No one man's contribution to motor racing during the 1960 - 1970's was greater or more important than Bruce McLarens'. He left New Zealand in 1958 on his country's "Driver to Europe" plan and immediately won the Formula 2 section in his first race on the difficult Nurburgring track, with only four of the Formula 1 aces ahead of him. The following year he won his first Grand Prix to which today he is still the youngest driver to have won a Formula 1 Grand Prix, and in 1961 was a close 2nd in the World Championship to his team leader Jack Brabham. Within three years he was building his own racing cars and aiding Ford immeasurably in its vast, ultimately successful GT program; in 1966 he won the Le Mans 24 hour race and the next year the Sebring 12 hour event, both for Ford. In 1967 the McLaren Can-Am team took firm charge of that series.
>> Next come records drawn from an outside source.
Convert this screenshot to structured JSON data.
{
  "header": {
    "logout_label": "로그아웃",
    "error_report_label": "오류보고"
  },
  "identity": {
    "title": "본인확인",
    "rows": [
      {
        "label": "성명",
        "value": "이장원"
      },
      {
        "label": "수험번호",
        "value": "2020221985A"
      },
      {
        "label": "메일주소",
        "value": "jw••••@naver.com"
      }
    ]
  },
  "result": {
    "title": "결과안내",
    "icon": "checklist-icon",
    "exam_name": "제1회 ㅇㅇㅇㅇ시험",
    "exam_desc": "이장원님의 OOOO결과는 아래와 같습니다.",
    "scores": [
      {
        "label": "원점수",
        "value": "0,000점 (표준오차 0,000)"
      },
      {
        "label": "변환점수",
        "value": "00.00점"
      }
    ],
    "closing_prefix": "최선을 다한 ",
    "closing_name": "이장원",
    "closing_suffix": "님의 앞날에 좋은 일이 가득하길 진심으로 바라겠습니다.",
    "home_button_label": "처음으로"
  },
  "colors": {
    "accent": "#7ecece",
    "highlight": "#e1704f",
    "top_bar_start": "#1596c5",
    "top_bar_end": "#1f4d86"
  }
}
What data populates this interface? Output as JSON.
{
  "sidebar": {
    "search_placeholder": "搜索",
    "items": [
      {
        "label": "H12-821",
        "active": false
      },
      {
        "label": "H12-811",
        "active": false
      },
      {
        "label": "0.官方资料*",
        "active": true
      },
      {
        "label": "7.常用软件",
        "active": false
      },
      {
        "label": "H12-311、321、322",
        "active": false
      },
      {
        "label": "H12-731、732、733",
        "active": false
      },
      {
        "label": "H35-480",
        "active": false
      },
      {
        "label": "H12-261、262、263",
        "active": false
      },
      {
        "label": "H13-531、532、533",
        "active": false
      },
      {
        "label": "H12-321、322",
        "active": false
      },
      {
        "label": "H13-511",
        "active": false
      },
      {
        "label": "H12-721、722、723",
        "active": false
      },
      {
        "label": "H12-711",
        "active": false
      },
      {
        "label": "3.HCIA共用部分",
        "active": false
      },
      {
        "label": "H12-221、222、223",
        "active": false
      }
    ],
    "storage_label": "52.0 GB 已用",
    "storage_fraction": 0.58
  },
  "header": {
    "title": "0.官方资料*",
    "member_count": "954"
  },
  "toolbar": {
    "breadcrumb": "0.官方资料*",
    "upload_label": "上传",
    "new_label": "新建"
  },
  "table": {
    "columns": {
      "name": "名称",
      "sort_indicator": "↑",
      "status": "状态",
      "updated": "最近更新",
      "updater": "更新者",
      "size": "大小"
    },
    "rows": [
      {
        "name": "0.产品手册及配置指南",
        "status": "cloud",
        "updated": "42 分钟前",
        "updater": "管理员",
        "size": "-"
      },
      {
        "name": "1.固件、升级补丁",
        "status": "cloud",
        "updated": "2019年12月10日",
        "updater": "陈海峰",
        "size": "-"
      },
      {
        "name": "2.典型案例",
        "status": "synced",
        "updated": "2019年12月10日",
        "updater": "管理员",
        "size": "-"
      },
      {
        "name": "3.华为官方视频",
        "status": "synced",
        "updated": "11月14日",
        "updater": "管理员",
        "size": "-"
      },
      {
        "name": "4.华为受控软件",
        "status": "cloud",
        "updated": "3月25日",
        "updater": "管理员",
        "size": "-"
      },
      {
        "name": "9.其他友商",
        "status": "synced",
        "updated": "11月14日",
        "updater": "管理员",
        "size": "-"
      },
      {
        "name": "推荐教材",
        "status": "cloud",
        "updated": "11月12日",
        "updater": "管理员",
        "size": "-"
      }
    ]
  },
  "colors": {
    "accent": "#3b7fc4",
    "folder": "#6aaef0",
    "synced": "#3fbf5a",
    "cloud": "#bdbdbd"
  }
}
Together with fellow New Zealander Denny Hulme - "The Bruce and Denny Show", as it became known - McLaren dominated Can-Am racing to the point that his opponents raced for third place.
That McLaren International continues to use his name today for their Formula One Team is a wonderful tribute and a superb acknowledgement of the New Zealand beginning of the company.Bruce McLaren died tragically whilst testing one of his cars at Goodwood on June 1970.